We’ve known for awhile that Illinois’ fiscal situation is a disaster. Now we know just how badly we’re doing compared with other states: Last week, the Pew Center on the States named Illinois one of the 10 most financially troubled states in the nation. The report, "Beyond California: States in Fiscal Peril,"compared California (which recently had to make payments to state vendors with IOUs) with the rest of the states. Illinois, with a projected budget deficit of $13.2 billion for FY2010, ranked fourth worst in the nation. Authors of the report cited state leaders "lack of fiscal discipline to balance its state budget" as the main reason for the ranking.

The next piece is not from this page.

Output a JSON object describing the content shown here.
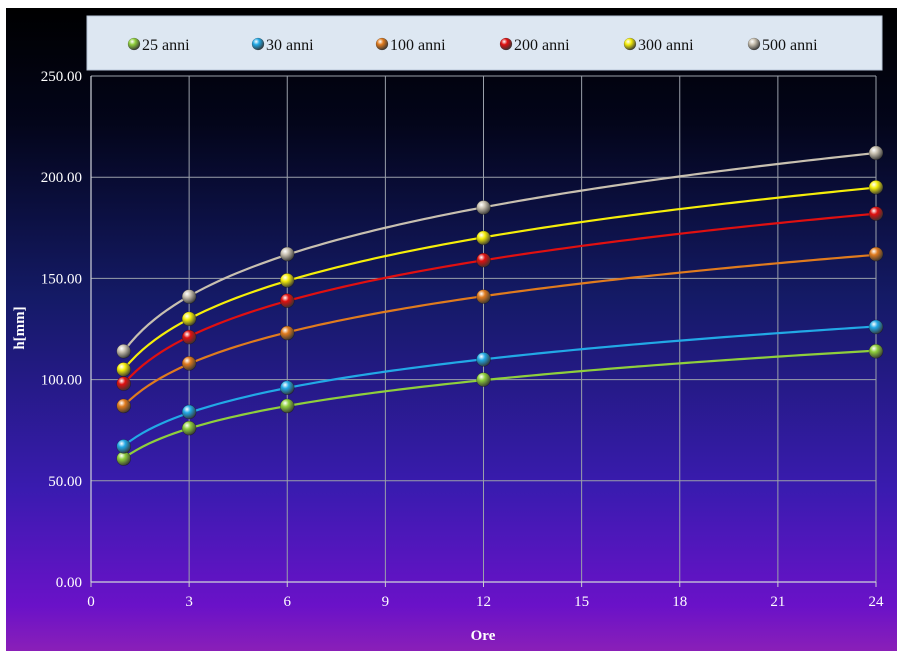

The State Doesn’t Pay Its Bills
Essentially the state has run a deficit every year since 2001, dodging the constitutionally required balanced budget by delaying payments from one fiscal year to the next to Medicaid vendors, such as doctors, pharmacists and small business owners that provide social services. This practice is actually legal under Section 25 of the state finance act. Right now, Illinois owes about $3.5 billionto those vendors. Add that to the routine practice of putting off required state pension payments, a debt that stands at $70 billion, and it’s easy to see how the state finds itself in this mess. So while California hands out IOU's, Illinois just doesn’t pay its bills. In the past, when the state pushed off “just” a few billion in bills to the next year, it was easier to mask. It’s harder to push off $13 billion, especially when revenues are down. To further complicate matters, the state routinely takes out loans to pay the backlog. We’re only five months into the fiscal year, and Illinois already has borrowed $2.25 billion. That loan must be repaid by June 30, along with $45.4 million in interest payments. It’s unclear where the state will get the money to repay the loan.
No Plan to Fix the Problem
Last March, Gov. Quinn proposed several budget reforms to help get us out of this mess, including raising the income tax, changing pension benefits for new employees, and cost cutting. That proposal never gained traction in the General Assembly. The Illinois Senate passed HB 174, which would have raised the income tax and expanded the sales tax to services, but that bill didn't move in the House. At this point, the deficit is so large neither proposal would close the gap. We just came out of a fall veto session where no revenue or spending changes were addressed. Most likely, legislators will deal with the budget mess after the February primary, but then any changes will only take affect for a few months of the fiscal year, not nearly enough time to gather enough revenues or cost savings to close the gap.
Some argue the state can simply cut its way out of the mess, but that’s almost impossible. The deficit equals half of the general fund budget. Cutting that budget in half would mean eliminating all state support for K-12, higher education, and social services. Also, the state is legally required to provide services for those who qualify for Medicaid and unemployment insurance, which increases with the unemployment rate.
It Affects Us All
When the state doesn’t pay its vendors on time, those small business have to lay off employees. Progress Illinois reports almost 2,000 people have been laid off because of the budget mess, the ramifications rippling throughout the economy. The state’s poor fiscal practices also have caused its credit rating to drop, meaning higher interest payments on loans and bonds. When the state has gigantic revenue problems, it doesn’t send required payments to universities, Southern Illinois hasn’t received a state payment since July.
The fiscal situation affects us all. We all pay taxes. We all drive on roads or ride public transit. We all want police protection and good local schools.
State finances are broken and have been for some time. Leaders need to examine the state’s spending and revenue practices and get rid of what’s not working now. Waiting until after the primary means three more months of inaction on the worst budget situation in decades.